Agronegócio brasileiro avança, mas enfrenta desafios em conectividade e transição energética

Modernização do campo exige mais tecnologia, infraestrutura e novas fontes de energia para sustentar o crescimento do setor

Por

Responsável por uma parcela expressiva da economia brasileira, o agronegócio vive uma nova fase de transformação. Além de manter sua importância na geração de empregos, produção de alimentos e exportações, o setor precisa enfrentar desafios ligados à conectividade no campo, ao financiamento da produção e à transição para modelos energéticos mais sustentáveis. 

O agronegócio responde historicamente por cerca de 20% a 25% do Produto Interno Bruto (PIB) brasileiro e é responsável por aproximadamente metade das exportações nacionais. A cadeia produtiva do setor emprega milhões de trabalhadores e exerce forte influência sobre o desenvolvimento econômico de centenas de municípios do interior do país. 

Nos últimos anos, a expansão da produção agrícola exigiu mudanças também na forma de financiamento do setor. Instrumentos como as Cédulas de Produto Rural (CPRs), os Certificados de Recebíveis do Agronegócio (CRAs) e os Fundos de Investimento nas Cadeias Produtivas Agroindustriais (Fiagros) ampliaram a participação do mercado privado no financiamento das atividades rurais, reduzindo a dependência exclusiva dos recursos públicos. 

Entretanto, um dos gargalos apontados para a evolução do agro brasileiro é a conectividade. O avanço da agricultura de precisão, dos equipamentos conectados e da análise de dados em tempo real depende de acesso à internet de qualidade nas propriedades rurais.
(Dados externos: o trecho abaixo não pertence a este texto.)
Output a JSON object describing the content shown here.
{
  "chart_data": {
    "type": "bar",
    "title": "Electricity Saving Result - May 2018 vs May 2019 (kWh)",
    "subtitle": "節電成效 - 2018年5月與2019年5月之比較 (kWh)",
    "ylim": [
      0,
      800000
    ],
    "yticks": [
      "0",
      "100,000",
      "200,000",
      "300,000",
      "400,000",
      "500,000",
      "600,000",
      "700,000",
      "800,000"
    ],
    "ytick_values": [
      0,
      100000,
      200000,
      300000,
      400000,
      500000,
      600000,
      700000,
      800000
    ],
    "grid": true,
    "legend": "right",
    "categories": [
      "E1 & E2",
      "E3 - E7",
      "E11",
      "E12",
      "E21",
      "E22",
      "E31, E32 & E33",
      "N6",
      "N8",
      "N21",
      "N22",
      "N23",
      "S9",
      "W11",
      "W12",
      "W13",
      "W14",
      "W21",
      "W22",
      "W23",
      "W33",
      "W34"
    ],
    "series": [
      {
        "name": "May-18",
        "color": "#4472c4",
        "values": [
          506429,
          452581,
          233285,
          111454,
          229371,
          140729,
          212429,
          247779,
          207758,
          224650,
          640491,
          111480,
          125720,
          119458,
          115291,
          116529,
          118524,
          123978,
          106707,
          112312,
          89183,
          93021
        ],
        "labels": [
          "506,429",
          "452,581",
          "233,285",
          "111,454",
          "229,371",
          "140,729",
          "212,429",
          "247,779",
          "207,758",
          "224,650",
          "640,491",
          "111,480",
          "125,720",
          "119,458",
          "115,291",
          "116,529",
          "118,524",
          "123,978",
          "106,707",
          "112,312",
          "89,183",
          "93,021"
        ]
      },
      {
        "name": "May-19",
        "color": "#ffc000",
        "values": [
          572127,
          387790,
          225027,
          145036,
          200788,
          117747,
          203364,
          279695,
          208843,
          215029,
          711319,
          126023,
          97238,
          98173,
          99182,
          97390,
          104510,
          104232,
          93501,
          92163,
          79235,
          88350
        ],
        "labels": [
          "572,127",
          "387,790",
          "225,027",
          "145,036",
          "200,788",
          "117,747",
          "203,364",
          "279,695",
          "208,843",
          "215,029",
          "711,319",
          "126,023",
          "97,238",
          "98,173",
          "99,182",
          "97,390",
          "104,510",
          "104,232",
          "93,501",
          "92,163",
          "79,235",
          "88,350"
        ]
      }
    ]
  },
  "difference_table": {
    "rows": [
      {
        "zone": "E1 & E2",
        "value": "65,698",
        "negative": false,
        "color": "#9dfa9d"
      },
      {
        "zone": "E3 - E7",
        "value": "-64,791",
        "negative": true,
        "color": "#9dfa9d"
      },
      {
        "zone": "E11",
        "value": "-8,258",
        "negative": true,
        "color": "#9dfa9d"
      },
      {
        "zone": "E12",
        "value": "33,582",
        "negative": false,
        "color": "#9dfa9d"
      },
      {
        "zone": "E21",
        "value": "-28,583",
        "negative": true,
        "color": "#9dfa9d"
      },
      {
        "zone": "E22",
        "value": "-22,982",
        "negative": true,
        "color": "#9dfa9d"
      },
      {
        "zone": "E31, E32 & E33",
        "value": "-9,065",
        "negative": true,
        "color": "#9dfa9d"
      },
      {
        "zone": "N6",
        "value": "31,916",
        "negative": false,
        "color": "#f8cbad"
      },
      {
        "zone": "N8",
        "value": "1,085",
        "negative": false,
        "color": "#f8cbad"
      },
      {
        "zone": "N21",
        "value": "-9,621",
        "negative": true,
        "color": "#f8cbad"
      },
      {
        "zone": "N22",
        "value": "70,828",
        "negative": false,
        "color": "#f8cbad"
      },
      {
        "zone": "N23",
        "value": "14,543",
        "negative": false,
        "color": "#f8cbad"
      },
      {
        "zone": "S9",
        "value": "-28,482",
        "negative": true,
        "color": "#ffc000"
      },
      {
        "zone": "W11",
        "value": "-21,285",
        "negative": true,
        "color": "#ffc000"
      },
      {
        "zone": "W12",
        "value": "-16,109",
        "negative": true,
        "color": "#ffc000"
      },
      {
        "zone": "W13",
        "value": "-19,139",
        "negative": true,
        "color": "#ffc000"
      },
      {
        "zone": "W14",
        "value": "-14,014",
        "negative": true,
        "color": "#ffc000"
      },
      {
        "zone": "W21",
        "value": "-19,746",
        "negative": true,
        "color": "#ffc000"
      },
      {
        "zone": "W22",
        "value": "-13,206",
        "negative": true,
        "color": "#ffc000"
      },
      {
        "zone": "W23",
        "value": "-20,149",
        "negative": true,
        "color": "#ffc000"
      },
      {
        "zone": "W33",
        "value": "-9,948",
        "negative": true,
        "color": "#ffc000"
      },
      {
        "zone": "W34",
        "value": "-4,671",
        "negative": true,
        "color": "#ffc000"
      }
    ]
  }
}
Em diversas regiões do país, principalmente nas áreas mais afastadas dos grandes centros, a infraestrutura de telecomunicações ainda é insuficiente para atender às demandas da produção moderna. 

A falta de conectividade limita o uso de tecnologias que permitem monitorar lavouras, controlar equipamentos remotamente, otimizar o uso de insumos e aumentar a produtividade. Especialistas avaliam que a ampliação da cobertura digital no campo será decisiva para garantir a competitividade do Brasil nos próximos anos. 

Outro tema que ganha espaço no planejamento estratégico do setor é a transição energética. O agronegócio brasileiro vem se consolidando como um dos protagonistas na produção de energia renovável por meio de biocombustíveis, etanol, biomassa e outras soluções de baixo carbono. O movimento acompanha uma tendência global de redução das emissões de gases de efeito estufa e adoção de modelos produtivos mais sustentáveis. 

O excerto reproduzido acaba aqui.